Пудель игриво поматывал головой, но зубов не разжимал. Иван Дмитриевич заметил, что из пасти у него свисает, волочась по земле, кусок веревки. Внезапно Гнеточкин с невнятным возгласом вскочил на ноги, испугавшись, видимо, тени, отброшенной фонарем от Ивана Дмитриевича, который неосторожно сделал шаг в сторону. Можно было, конечно, сказать что-нибудь, успокоить его, но по дому и так-то ходили слухи, будто он, Иван Дмитриевич, тайно следит за соседями, чтобы впоследствии шантажировать тех, кто побогаче, разными интимными обстоятельствами их личной жизни. В этих пересудах не было ни толики правды, тем не менее он остерегся обнаруживать себя таящимся в подворотне, среди мусорных ларей.
— Кто там? — потончавшим от страха голосом крикнул Гнеточкин. — А ну выходи!

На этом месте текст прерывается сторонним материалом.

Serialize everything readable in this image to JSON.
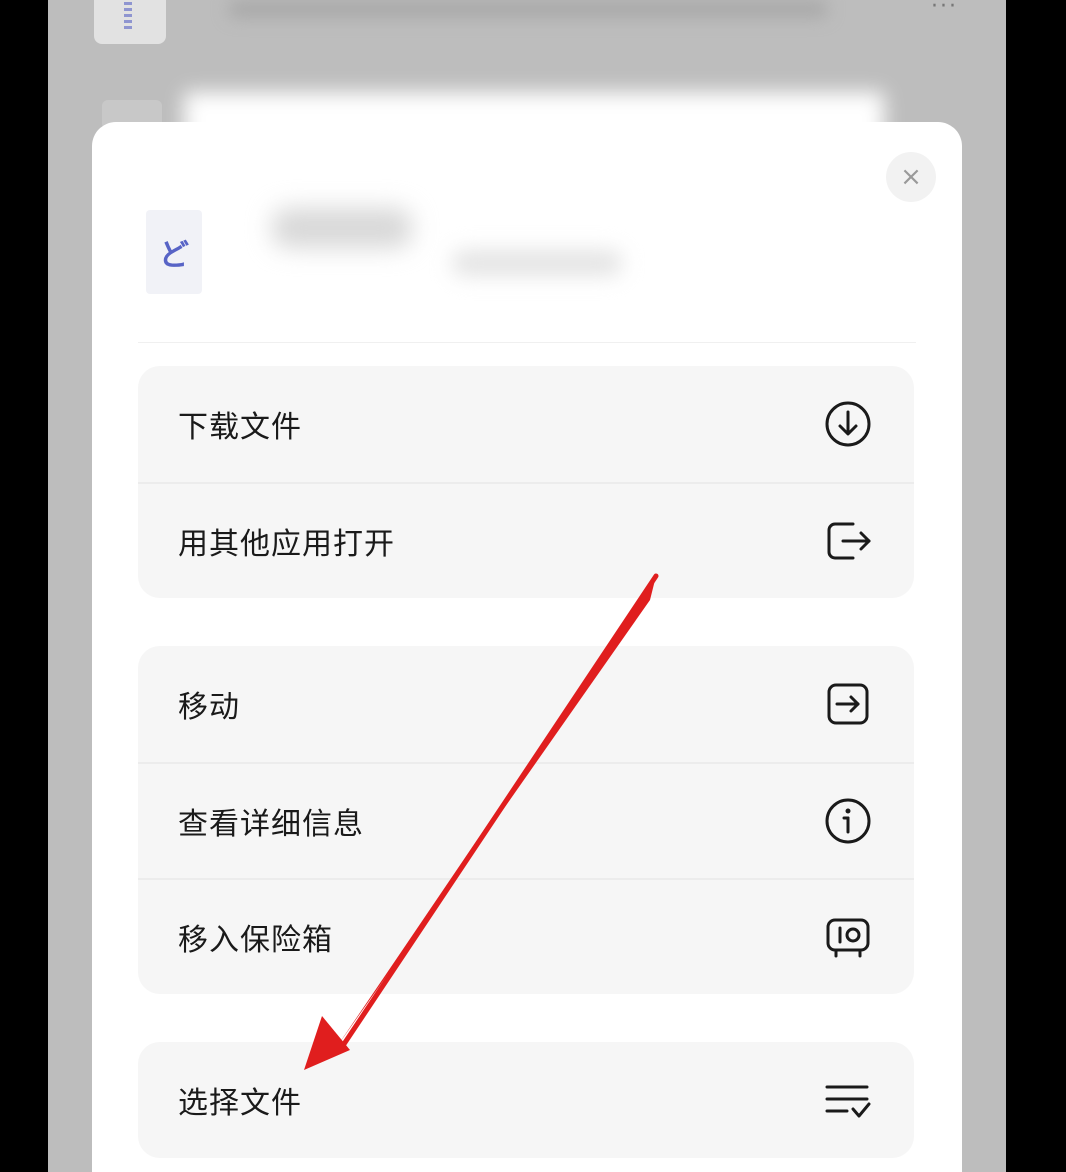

Иван Дмитриевич прижался к стене и помалкивал. Он чувствовал себя в относительной безопасности. Уж кто-кто, а Гнеточкин в такой час сюда не сунется.
— Кто тут? Кто? Сейчас полицию позову!
Он спустил пуделя с поводка:
— Ату его! Куси!
Тот бросил свое сокровище, брехнул пару раз, но в темноту лезть побоялся. Тоже не та животина, чтобы переть на рожон.
— Господа! Господа! — Гнеточкин тростью стукнул в ближайшее освещенное окно. — Тут кто-то прячется…
Странно. Чего это он так напугался?
— Путилина зовите! Путилина! — орал Гнеточкин. Кое-где по фасаду начали распахиваться окна. Положение стало глупее некуда, но теперь выходить на улицу было и вовсе смешно. Иван Дмитриевич скользнул вдоль стены в противоположном направлении, во двор. Слева тянулись поленницы, белея душистыми торцами, такие же дровяные бастионы возвышались в глубине двора, у сараев. Здесь в некотором отдалении друг от друга стояли две скамейки, по вечерам кучера и лакеи любезничали на них с кухарками и горничными. Все вокруг усыпано было подсолнуховой лузгой, оставшейся от посиделок, она призрачно синела в лунном сиянии.
На одной из скамеек сидела парочка: платок и картуз. Последний, услышав крики Гнеточкина, встрепенулся было, но затем снова припал к своей подруге. Они превратились в нечто двухголовое, однотелое, словно бы само с собой приглушенно говорящее на два голоса. Мужской был слышен чаще, громче и звучал с той известной интонацией; одновременно просительной, нежной и паскудной, с какой мясник, затачивая нож, уговаривает свинью не визжать, когда ее станут резать.
Иван Дмитриевич деликатно направился к пустующей скамейке, но при его приближении парочка бесшумно снялась и растворилась во мраке. Он сел на их место, чувствуя под собой оставшееся от женских бедер широкое прочное тепло. Оно невольно склоняло к мыслям, никакого отношения не имеющим к судьбе Якова Семеновича и его матери.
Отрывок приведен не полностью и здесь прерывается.